When my son was 3 we took him to a fancy pizza place. Inside was a bowling alley, blaring music, a buzzing arcade, and bright flashing lights. He was mesmerized. When it was time to go, I noticed that he had taken his shoes off.

"Where are your shoes, buddy?" I asked him. He didn't respond, but kept gazing around at all the sights. I got down on my knees so he could hear me better. "Honey, where are your shoes?" I repeated. Again, he didn't answer me, but kept swiveling his head around so he could see everything. I asked over and over where his shoes were but he just could NOT focus on me with so many distractions. Even if I pulled his chin forward to make eye contact with him, his little eyes would wander over to something else.
I gave up and went to look for the shoes myself. I could not find them anywhere. These, of course, were a new pair of shoes that I had just purchased. And money was so tight at this point that the thought of having to go spend another $8 on shoes made me want to cry. I tried a few more times to get that little boy to lead me to his shoes but nothing worked.
Finally, I realized we were going to have to leave without them. And wouldn't you know it, the second we walked out the door, where it was calm and quiet, he snapped back to reality. "Mom!" he cried. "I don't have my shoes on!" He yanked the door open and ran inside to exactly where he had taken them off. I was stunned.
I have thought about this experience many times since that day. Am I always there when he is trying to communicate with me? Am I so distracted with emails and phone calls and meetings and meals that he has a hard time getting me to focus on him? Am I really hearing what he is saying? And maybe more importantly, am I hearing what he is not saying?

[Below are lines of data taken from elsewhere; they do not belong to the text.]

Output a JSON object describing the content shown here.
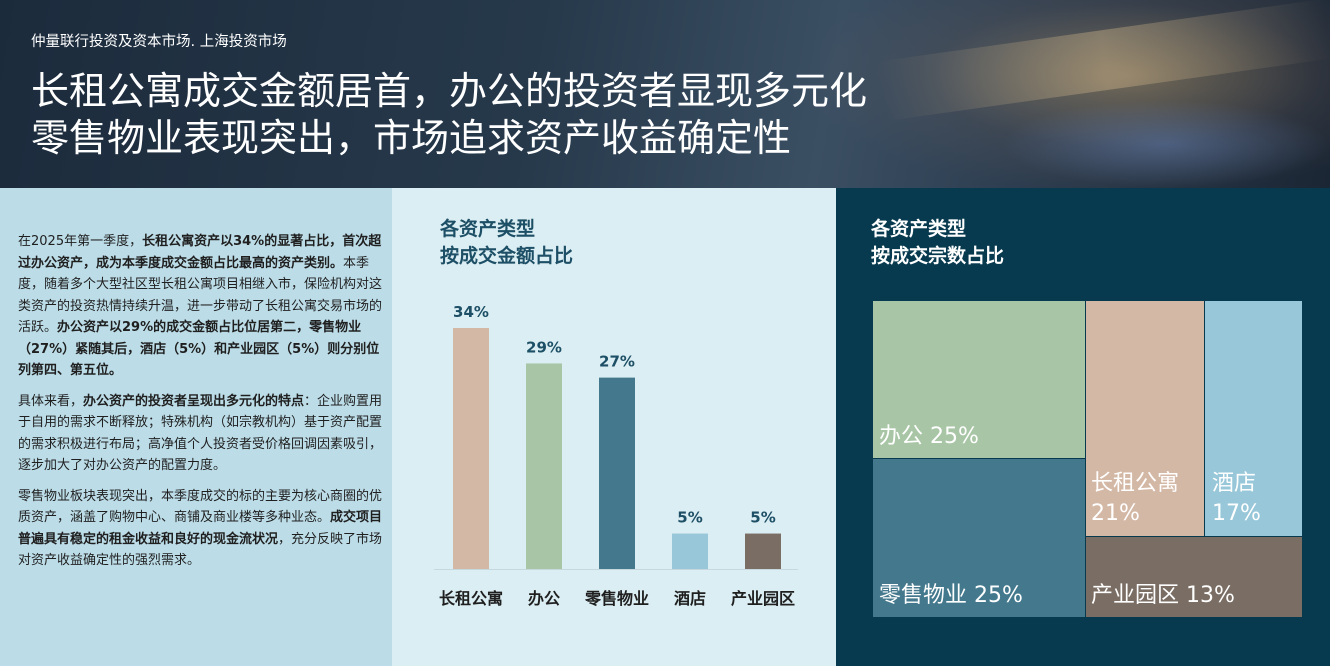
{
  "header": {
    "subtitle": "仲量联行投资及资本市场. 上海投资市场",
    "title_line1": "长租公寓成交金额居首，办公的投资者显现多元化",
    "title_line2": "零售物业表现突出，市场追求资产收益确定性"
  },
  "text": {
    "p1_a": "在2025年第一季度，",
    "p1_b": "长租公寓资产以34%的显著占比，首次超过办公资产，成为本季度成交金额占比最高的资产类别。",
    "p1_c": "本季度，随着多个大型社区型长租公寓项目相继入市，保险机构对这类资产的投资热情持续升温，进一步带动了长租公寓交易市场的活跃。",
    "p1_d": "办公资产以29%的成交金额占比位居第二，零售物业（27%）紧随其后，酒店（5%）和产业园区（5%）则分别位列第四、第五位。",
    "p2_a": "具体来看，",
    "p2_b": "办公资产的投资者呈现出多元化的特点",
    "p2_c": "：企业购置用于自用的需求不断释放；特殊机构（如宗教机构）基于资产配置的需求积极进行布局；高净值个人投资者受价格回调因素吸引，逐步加大了对办公资产的配置力度。",
    "p3_a": "零售物业板块表现突出，本季度成交的标的主要为核心商圈的优质资产，涵盖了购物中心、商铺及商业楼等多种业态。",
    "p3_b": "成交项目普遍具有稳定的租金收益和良好的现金流状况",
    "p3_c": "，充分反映了市场对资产收益确定性的强烈需求。"
  },
  "bar_chart_title": [
    "各资产类型",
    "按成交金额占比"
  ],
  "treemap_title": [
    "各资产类型",
    "按成交宗数占比"
  ],
  "chart_data": [
    {
      "type": "bar",
      "title": "各资产类型 按成交金额占比",
      "categories": [
        "长租公寓",
        "办公",
        "零售物业",
        "酒店",
        "产业园区"
      ],
      "values": [
        34,
        29,
        27,
        5,
        5
      ],
      "value_labels": [
        "34%",
        "29%",
        "27%",
        "5%",
        "5%"
      ],
      "colors": [
        "#d4b8a6",
        "#a8c6a6",
        "#43788d",
        "#97c7d8",
        "#7a6d63"
      ],
      "ylim": [
        0,
        34
      ]
    },
    {
      "type": "treemap",
      "title": "各资产类型 按成交宗数占比",
      "items": [
        {
          "name": "办公",
          "value": 25,
          "label": "办公 25%",
          "color": "#a8c6a6"
        },
        {
          "name": "零售物业",
          "value": 25,
          "label": "零售物业 25%",
          "color": "#43788d"
        },
        {
          "name": "长租公寓",
          "value": 21,
          "label_line1": "长租公寓",
          "label_line2": "21%",
          "color": "#d4b8a6"
        },
        {
          "name": "酒店",
          "value": 17,
          "label_line1": "酒店",
          "label_line2": "17%",
          "color": "#97c7d8"
        },
        {
          "name": "产业园区",
          "value": 13,
          "label": "产业园区 13%",
          "color": "#7a6d63"
        }
      ]
    }
  ]
}
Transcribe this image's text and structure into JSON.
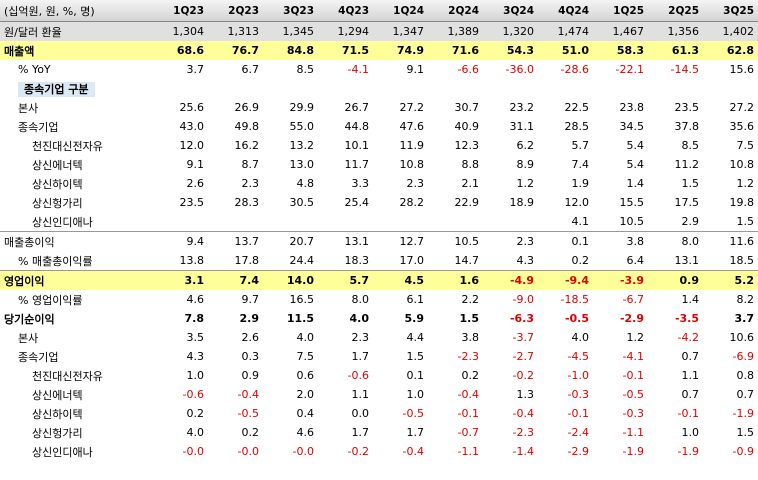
{
  "table": {
    "header": [
      "(십억원, 원, %, 명)",
      "1Q23",
      "2Q23",
      "3Q23",
      "4Q23",
      "1Q24",
      "2Q24",
      "3Q24",
      "4Q24",
      "1Q25",
      "2Q25",
      "3Q25"
    ],
    "rows": [
      [
        "원/달러 환율",
        "1,304",
        "1,313",
        "1,345",
        "1,294",
        "1,347",
        "1,389",
        "1,320",
        "1,474",
        "1,467",
        "1,356",
        "1,402"
      ],
      [
        "매출액",
        "68.6",
        "76.7",
        "84.8",
        "71.5",
        "74.9",
        "71.6",
        "54.3",
        "51.0",
        "58.3",
        "61.3",
        "62.8"
      ],
      [
        "% YoY",
        "3.7",
        "6.7",
        "8.5",
        "-4.1",
        "9.1",
        "-6.6",
        "-36.0",
        "-28.6",
        "-22.1",
        "-14.5",
        "15.6"
      ],
      [
        "종속기업 구분"
      ],
      [
        "본사",
        "25.6",
        "26.9",
        "29.9",
        "26.7",
        "27.2",
        "30.7",
        "23.2",
        "22.5",
        "23.8",
        "23.5",
        "27.2"
      ],
      [
        "종속기업",
        "43.0",
        "49.8",
        "55.0",
        "44.8",
        "47.6",
        "40.9",
        "31.1",
        "28.5",
        "34.5",
        "37.8",
        "35.6"
      ],
      [
        "천진대신전자유",
        "12.0",
        "16.2",
        "13.2",
        "10.1",
        "11.9",
        "12.3",
        "6.2",
        "5.7",
        "5.4",
        "8.5",
        "7.5"
      ],
      [
        "상신에너텍",
        "9.1",
        "8.7",
        "13.0",
        "11.7",
        "10.8",
        "8.8",
        "8.9",
        "7.4",
        "5.4",
        "11.2",
        "10.8"
      ],
      [
        "상신하이텍",
        "2.6",
        "2.3",
        "4.8",
        "3.3",
        "2.3",
        "2.1",
        "1.2",
        "1.9",
        "1.4",
        "1.5",
        "1.2"
      ],
      [
        "상신헝가리",
        "23.5",
        "28.3",
        "30.5",
        "25.4",
        "28.2",
        "22.9",
        "18.9",
        "12.0",
        "15.5",
        "17.5",
        "19.8"
      ],
      [
        "상신인디애나",
        null,
        null,
        null,
        null,
        null,
        null,
        null,
        "4.1",
        "10.5",
        "2.9",
        "1.5"
      ],
      [
        "매출총이익",
        "9.4",
        "13.7",
        "20.7",
        "13.1",
        "12.7",
        "10.5",
        "2.3",
        "0.1",
        "3.8",
        "8.0",
        "11.6"
      ],
      [
        "% 매출총이익률",
        "13.8",
        "17.8",
        "24.4",
        "18.3",
        "17.0",
        "14.7",
        "4.3",
        "0.2",
        "6.4",
        "13.1",
        "18.5"
      ],
      [
        "영업이익",
        "3.1",
        "7.4",
        "14.0",
        "5.7",
        "4.5",
        "1.6",
        "-4.9",
        "-9.4",
        "-3.9",
        "0.9",
        "5.2"
      ],
      [
        "% 영업이익률",
        "4.6",
        "9.7",
        "16.5",
        "8.0",
        "6.1",
        "2.2",
        "-9.0",
        "-18.5",
        "-6.7",
        "1.4",
        "8.2"
      ],
      [
        "당기순이익",
        "7.8",
        "2.9",
        "11.5",
        "4.0",
        "5.9",
        "1.5",
        "-6.3",
        "-0.5",
        "-2.9",
        "-3.5",
        "3.7"
      ],
      [
        "본사",
        "3.5",
        "2.6",
        "4.0",
        "2.3",
        "4.4",
        "3.8",
        "-3.7",
        "4.0",
        "1.2",
        "-4.2",
        "10.6"
      ],
      [
        "종속기업",
        "4.3",
        "0.3",
        "7.5",
        "1.7",
        "1.5",
        "-2.3",
        "-2.7",
        "-4.5",
        "-4.1",
        "0.7",
        "-6.9"
      ],
      [
        "천진대신전자유",
        "1.0",
        "0.9",
        "0.6",
        "-0.6",
        "0.1",
        "0.2",
        "-0.2",
        "-1.0",
        "-0.1",
        "1.1",
        "0.8"
      ],
      [
        "상신에너텍",
        "-0.6",
        "-0.4",
        "2.0",
        "1.1",
        "1.0",
        "-0.4",
        "1.3",
        "-0.3",
        "-0.5",
        "0.7",
        "0.7"
      ],
      [
        "상신하이텍",
        "0.2",
        "-0.5",
        "0.4",
        "0.0",
        "-0.5",
        "-0.1",
        "-0.4",
        "-0.1",
        "-0.3",
        "-0.1",
        "-1.9"
      ],
      [
        "상신헝가리",
        "4.0",
        "0.2",
        "4.6",
        "1.7",
        "1.7",
        "-0.7",
        "-2.3",
        "-2.4",
        "-1.1",
        "1.0",
        "1.5"
      ],
      [
        "상신인디애나",
        "-0.0",
        "-0.0",
        "-0.0",
        "-0.2",
        "-0.4",
        "-1.1",
        "-1.4",
        "-2.9",
        "-1.9",
        "-1.9",
        "-0.9"
      ]
    ]
  }
}
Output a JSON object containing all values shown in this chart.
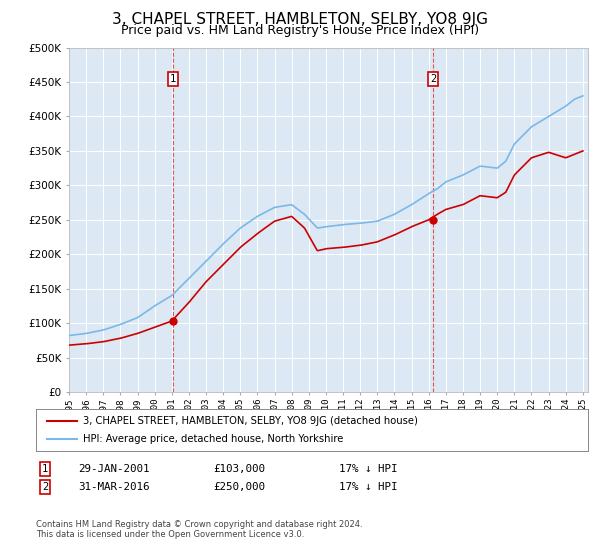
{
  "title": "3, CHAPEL STREET, HAMBLETON, SELBY, YO8 9JG",
  "subtitle": "Price paid vs. HM Land Registry's House Price Index (HPI)",
  "title_fontsize": 11,
  "subtitle_fontsize": 9,
  "background_color": "#ffffff",
  "plot_bg_color": "#dce9f5",
  "grid_color": "#ffffff",
  "ylim": [
    0,
    500000
  ],
  "yticks": [
    0,
    50000,
    100000,
    150000,
    200000,
    250000,
    300000,
    350000,
    400000,
    450000,
    500000
  ],
  "ytick_labels": [
    "£0",
    "£50K",
    "£100K",
    "£150K",
    "£200K",
    "£250K",
    "£300K",
    "£350K",
    "£400K",
    "£450K",
    "£500K"
  ],
  "hpi_color": "#7ab8e8",
  "price_color": "#cc0000",
  "marker1_value": 103000,
  "marker1_date": "29-JAN-2001",
  "marker1_x": 2001.08,
  "marker2_value": 250000,
  "marker2_date": "31-MAR-2016",
  "marker2_x": 2016.25,
  "legend_label_price": "3, CHAPEL STREET, HAMBLETON, SELBY, YO8 9JG (detached house)",
  "legend_label_hpi": "HPI: Average price, detached house, North Yorkshire",
  "footer": "Contains HM Land Registry data © Crown copyright and database right 2024.\nThis data is licensed under the Open Government Licence v3.0.",
  "hpi_knots": [
    1995,
    1996,
    1997,
    1998,
    1999,
    2000,
    2001,
    2002,
    2003,
    2004,
    2005,
    2006,
    2007,
    2008,
    2008.75,
    2009.5,
    2010,
    2011,
    2012,
    2013,
    2014,
    2015,
    2016,
    2016.5,
    2017,
    2018,
    2019,
    2020,
    2020.5,
    2021,
    2022,
    2023,
    2024,
    2024.5,
    2025
  ],
  "hpi_vals": [
    82000,
    85000,
    90000,
    98000,
    108000,
    125000,
    140000,
    165000,
    190000,
    215000,
    238000,
    255000,
    268000,
    272000,
    258000,
    238000,
    240000,
    243000,
    245000,
    248000,
    258000,
    272000,
    288000,
    295000,
    305000,
    315000,
    328000,
    325000,
    335000,
    360000,
    385000,
    400000,
    415000,
    425000,
    430000
  ],
  "price_knots": [
    1995,
    1996,
    1997,
    1998,
    1999,
    2000,
    2001,
    2002,
    2003,
    2004,
    2005,
    2006,
    2007,
    2008,
    2008.75,
    2009.5,
    2010,
    2011,
    2012,
    2013,
    2014,
    2015,
    2016,
    2016.5,
    2017,
    2018,
    2019,
    2020,
    2020.5,
    2021,
    2022,
    2023,
    2024,
    2024.5,
    2025
  ],
  "price_vals": [
    68000,
    70000,
    73000,
    78000,
    85000,
    94000,
    103000,
    130000,
    160000,
    185000,
    210000,
    230000,
    248000,
    255000,
    238000,
    205000,
    208000,
    210000,
    213000,
    218000,
    228000,
    240000,
    250000,
    258000,
    265000,
    272000,
    285000,
    282000,
    290000,
    315000,
    340000,
    348000,
    340000,
    345000,
    350000
  ]
}
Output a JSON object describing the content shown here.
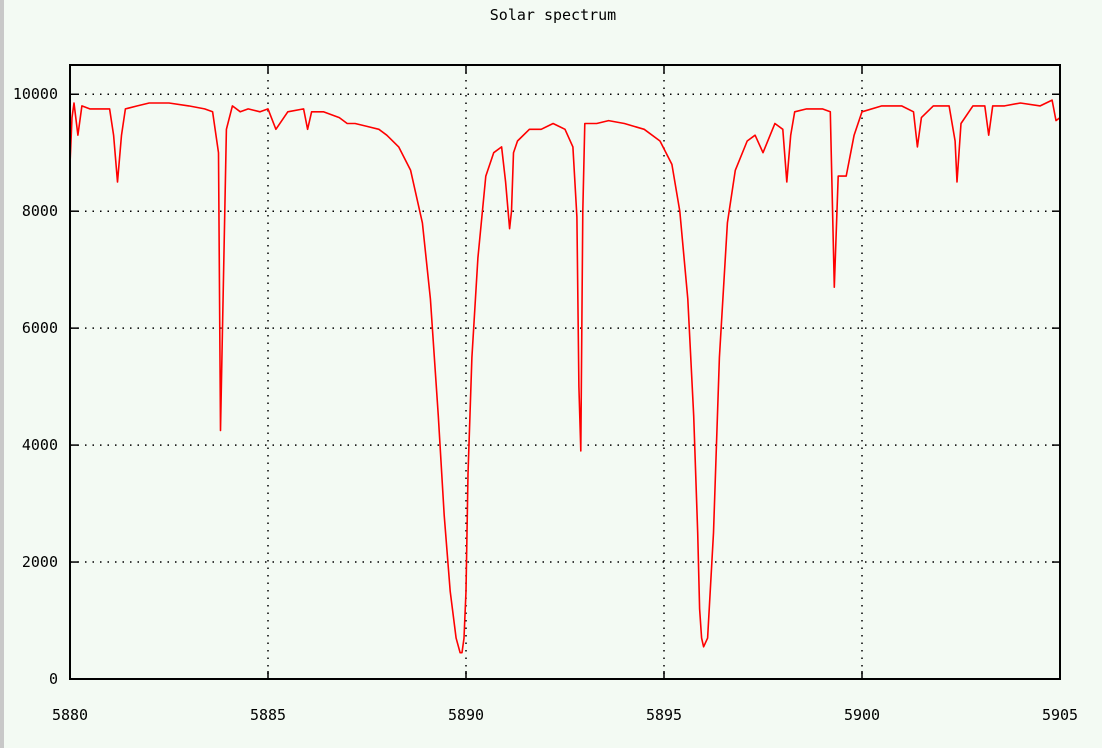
{
  "chart_data": {
    "type": "line",
    "title": "Solar spectrum",
    "xlabel": "",
    "ylabel": "",
    "xlim": [
      5880,
      5905
    ],
    "ylim": [
      0,
      10500
    ],
    "xticks": [
      5880,
      5885,
      5890,
      5895,
      5900,
      5905
    ],
    "yticks": [
      0,
      2000,
      4000,
      6000,
      8000,
      10000
    ],
    "grid": true,
    "line_color": "#ff0000",
    "series": [
      {
        "x": [
          5880.0,
          5880.05,
          5880.1,
          5880.2,
          5880.3,
          5880.5,
          5881.0,
          5881.1,
          5881.2,
          5881.3,
          5881.4,
          5881.7,
          5882.0,
          5882.5,
          5883.0,
          5883.4,
          5883.6,
          5883.75,
          5883.8,
          5883.85,
          5883.95,
          5884.1,
          5884.3,
          5884.5,
          5884.8,
          5885.0,
          5885.2,
          5885.5,
          5885.9,
          5886.0,
          5886.1,
          5886.4,
          5886.8,
          5887.0,
          5887.2,
          5887.5,
          5887.8,
          5888.0,
          5888.3,
          5888.6,
          5888.9,
          5889.1,
          5889.3,
          5889.45,
          5889.6,
          5889.75,
          5889.85,
          5889.9,
          5889.95,
          5890.0,
          5890.05,
          5890.15,
          5890.3,
          5890.5,
          5890.7,
          5890.9,
          5891.0,
          5891.1,
          5891.15,
          5891.2,
          5891.3,
          5891.6,
          5891.9,
          5892.2,
          5892.5,
          5892.7,
          5892.8,
          5892.85,
          5892.9,
          5892.95,
          5893.0,
          5893.1,
          5893.3,
          5893.6,
          5894.0,
          5894.5,
          5894.9,
          5895.2,
          5895.4,
          5895.6,
          5895.75,
          5895.85,
          5895.9,
          5895.95,
          5896.0,
          5896.1,
          5896.25,
          5896.4,
          5896.6,
          5896.8,
          5897.1,
          5897.3,
          5897.5,
          5897.8,
          5898.0,
          5898.1,
          5898.2,
          5898.3,
          5898.6,
          5899.0,
          5899.2,
          5899.3,
          5899.4,
          5899.6,
          5899.8,
          5900.0,
          5900.5,
          5901.0,
          5901.3,
          5901.4,
          5901.5,
          5901.8,
          5902.2,
          5902.35,
          5902.4,
          5902.5,
          5902.8,
          5903.1,
          5903.2,
          5903.3,
          5903.6,
          5904.0,
          5904.5,
          5904.8,
          5904.9,
          5905.0
        ],
        "y": [
          8800,
          9600,
          9850,
          9300,
          9800,
          9750,
          9750,
          9300,
          8500,
          9300,
          9750,
          9800,
          9850,
          9850,
          9800,
          9750,
          9700,
          9000,
          4250,
          6000,
          9400,
          9800,
          9700,
          9750,
          9700,
          9750,
          9400,
          9700,
          9750,
          9400,
          9700,
          9700,
          9600,
          9500,
          9500,
          9450,
          9400,
          9300,
          9100,
          8700,
          7800,
          6500,
          4500,
          2800,
          1500,
          700,
          450,
          450,
          700,
          1500,
          3500,
          5500,
          7200,
          8600,
          9000,
          9100,
          8500,
          7700,
          8000,
          9000,
          9200,
          9400,
          9400,
          9500,
          9400,
          9100,
          7900,
          5000,
          3900,
          8000,
          9500,
          9500,
          9500,
          9550,
          9500,
          9400,
          9200,
          8800,
          8000,
          6500,
          4500,
          2500,
          1200,
          700,
          550,
          700,
          2500,
          5500,
          7800,
          8700,
          9200,
          9300,
          9000,
          9500,
          9400,
          8500,
          9300,
          9700,
          9750,
          9750,
          9700,
          6700,
          8600,
          8600,
          9300,
          9700,
          9800,
          9800,
          9700,
          9100,
          9600,
          9800,
          9800,
          9200,
          8500,
          9500,
          9800,
          9800,
          9300,
          9800,
          9800,
          9850,
          9800,
          9900,
          9550,
          9600
        ]
      }
    ]
  }
}
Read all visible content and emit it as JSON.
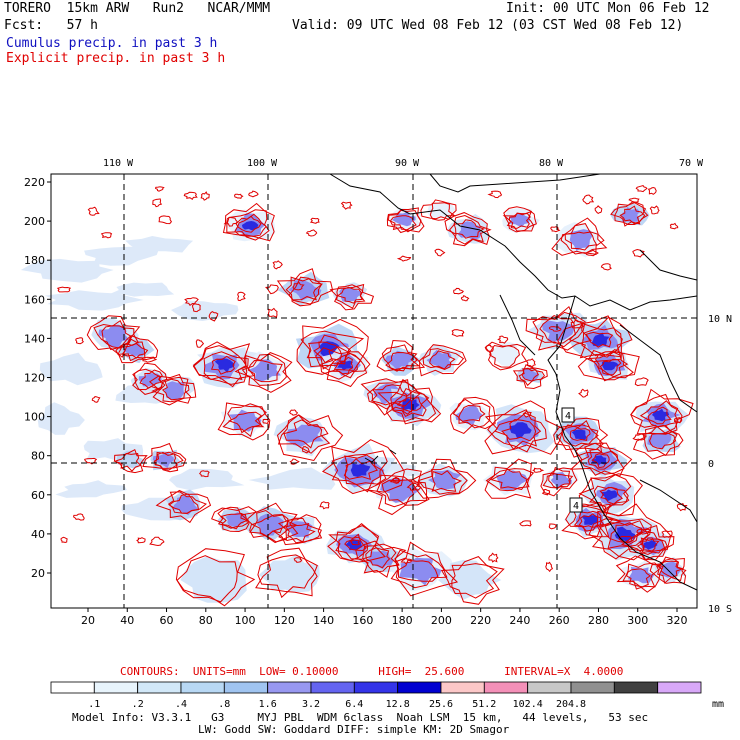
{
  "header": {
    "model_line": "TORERO  15km ARW   Run2   NCAR/MMM",
    "init_line": "Init: 00 UTC Mon 06 Feb 12",
    "fcst_line": "Fcst:   57 h",
    "valid_line": "Valid: 09 UTC Wed 08 Feb 12 (03 CST Wed 08 Feb 12)",
    "cumulus_label": "Cumulus precip. in past 3 h",
    "explicit_label": "Explicit precip. in past 3 h"
  },
  "colors": {
    "cumulus": "#1010c0",
    "explicit": "#e00000",
    "coast": "#000000",
    "grid": "#000000"
  },
  "map": {
    "lon_labels": [
      "110 W",
      "100 W",
      "90 W",
      "80 W",
      "70 W"
    ],
    "lat_labels": [
      "10 N",
      "0",
      "10 S"
    ],
    "y_ticks": [
      "220",
      "200",
      "180",
      "160",
      "140",
      "120",
      "100",
      "80",
      "60",
      "40",
      "20"
    ],
    "x_ticks": [
      "20",
      "40",
      "60",
      "80",
      "100",
      "120",
      "140",
      "160",
      "180",
      "200",
      "220",
      "240",
      "260",
      "280",
      "300",
      "320"
    ],
    "contour_box_labels": [
      "4",
      "4"
    ]
  },
  "contour_info": "CONTOURS:  UNITS=mm  LOW= 0.10000      HIGH=  25.600      INTERVAL=X  4.0000",
  "legend": {
    "values": [
      ".1",
      ".2",
      ".4",
      ".8",
      "1.6",
      "3.2",
      "6.4",
      "12.8",
      "25.6",
      "51.2",
      "102.4",
      "204.8"
    ],
    "unit": "mm",
    "colors": [
      "#ffffff",
      "#e8f4fc",
      "#d2e8f8",
      "#b8d8f4",
      "#a0c4f0",
      "#9898f0",
      "#6464f0",
      "#3434e8",
      "#0000d0",
      "#fcc8c8",
      "#f490b8",
      "#c8c8c8",
      "#909090",
      "#404040",
      "#d8a8f8"
    ]
  },
  "footer": {
    "line1": "Model Info: V3.3.1   G3     MYJ PBL  WDM 6class  Noah LSM  15 km,   44 levels,   53 sec",
    "line2": "LW: Godd SW: Goddard DIFF: simple KM: 2D Smagor"
  }
}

I want to choose to become a mother who will step outside the door of a blaring, buzzing, busy life to really be there for him. To really hear his small voice--as well as the small voice of the spirit--to know what he feels, what he fears, and what it is that I need to help him find--whether that be confidence, answers, or faith.
Even if I am with him physically, I want to choose to be a "be there" mom.